Sorrento’s balance sheet remains strong. Current cash balance can last at least into the end of 2016 according to our financial model. 

Sorrento has all the makings of a successful biotech company. In terms of valuation, we think Sorrento’s shares are undervalued at current market price. 

Current share price of $7.3 values the company at $211 million in market cap based on 29 million outstanding shares. This is a discount compared to its peers. Sorrento is a late stage development company with diversified pipeline. Its lead candidate Cynviloq, which targets the multibillion dollar cancer market, will be approved as early as in 2016 according to our estimate. The Company’s second lead product RTX, which targets the huge cancer pain market, will also reach the market in 2017. Sorrento’s G-MAB® and ADC platforms have great potential to target a variety of indications and provide partnership opportunities. 

According to our model, Sorrento will become profitable in 2018 with an EPS of $1.26 based on total revenue of $176.8 million. We think Sorrento should be valued at a P/E multiple of 35x which is the biotech industry average P/E ratio. Based on our 2018 EPS of $1.26, we arrive at a price of $15.00 per share using 30% discount rate. With the agreement with Nantworks in place, we add $3 to the price target which is $18.00 per share. 

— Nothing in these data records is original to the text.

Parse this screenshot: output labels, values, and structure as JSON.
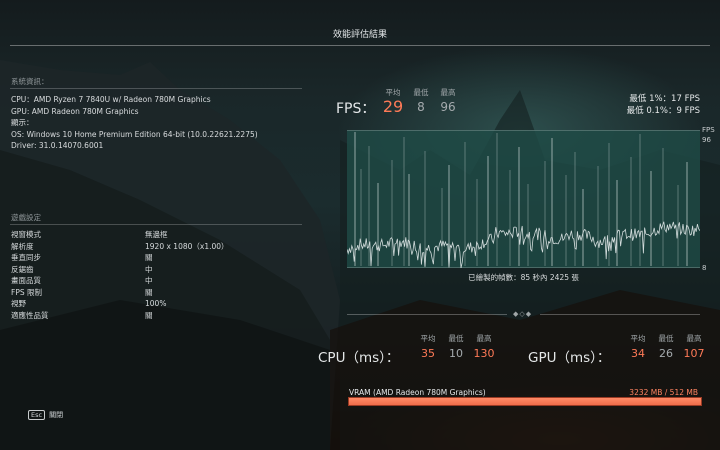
{
  "title": "效能評估結果",
  "system": {
    "header": "系統資訊：",
    "cpu": "CPU：AMD Ryzen 7 7840U w/ Radeon 780M Graphics",
    "gpu": "GPU: AMD Radeon 780M Graphics",
    "display": "顯示：",
    "os": "OS: Windows 10 Home Premium Edition 64-bit (10.0.22621.2275)",
    "driver": "Driver: 31.0.14070.6001"
  },
  "game_settings": {
    "header": "遊戲設定",
    "rows": [
      {
        "key": "視窗模式",
        "value": "無邊框"
      },
      {
        "key": "解析度",
        "value": "1920 x 1080（x1.00）"
      },
      {
        "key": "垂直同步",
        "value": "關"
      },
      {
        "key": "反鋸齒",
        "value": "中"
      },
      {
        "key": "畫面品質",
        "value": "中"
      },
      {
        "key": "FPS 限制",
        "value": "關"
      },
      {
        "key": "視野",
        "value": "100%"
      },
      {
        "key": "適應性品質",
        "value": "關"
      }
    ]
  },
  "fps": {
    "label": "FPS：",
    "avg_label": "平均",
    "min_label": "最低",
    "max_label": "最高",
    "avg": "29",
    "min": "8",
    "max": "96",
    "low1": "最低 1%：17 FPS",
    "low01": "最低 0.1%：9 FPS",
    "axis_unit": "FPS",
    "axis_max": "96",
    "axis_min": "8",
    "frames_text": "已繪製的幀數：85 秒內 2425 張"
  },
  "cpu": {
    "label": "CPU（ms）：",
    "avg_label": "平均",
    "min_label": "最低",
    "max_label": "最高",
    "avg": "35",
    "min": "10",
    "max": "130"
  },
  "gpu": {
    "label": "GPU（ms）：",
    "avg_label": "平均",
    "min_label": "最低",
    "max_label": "最高",
    "avg": "34",
    "min": "26",
    "max": "107"
  },
  "vram": {
    "label": "VRAM (AMD Radeon 780M Graphics)",
    "value": "3232 MB / 512 MB",
    "fill_fraction": 1.0
  },
  "close": {
    "key": "Esc",
    "label": "關閉"
  },
  "colors": {
    "accent": "#ff7a57",
    "graph_bg": "#1f4a45",
    "graph_line": "#e6ecec"
  },
  "icons": {
    "ornament": "diamond-ornament-icon"
  }
}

Our target price values Sorrento at $522 million in market cap, which is still conservative in our view. 

Risks Related To Our Price Target Include: 

- Development/Regulatory Risk: Although Sorrento’s lead program Cynviloq is in late stage development using the 505(b)(2) pathway, there are still some development and regulatory risks. The company’s RTX program is still in mid-stage development and development/regulatory risk is higher than Cynviloq. The G-MAB® and ADC programs are in preclinical development and will have a long way to go to reach the market. Both clinical and regulatory hurdles are significant at this point for these two programs.

- Market Risk: Market fluctuation will also impact our price target though it’s independent from the company’s fundamentals.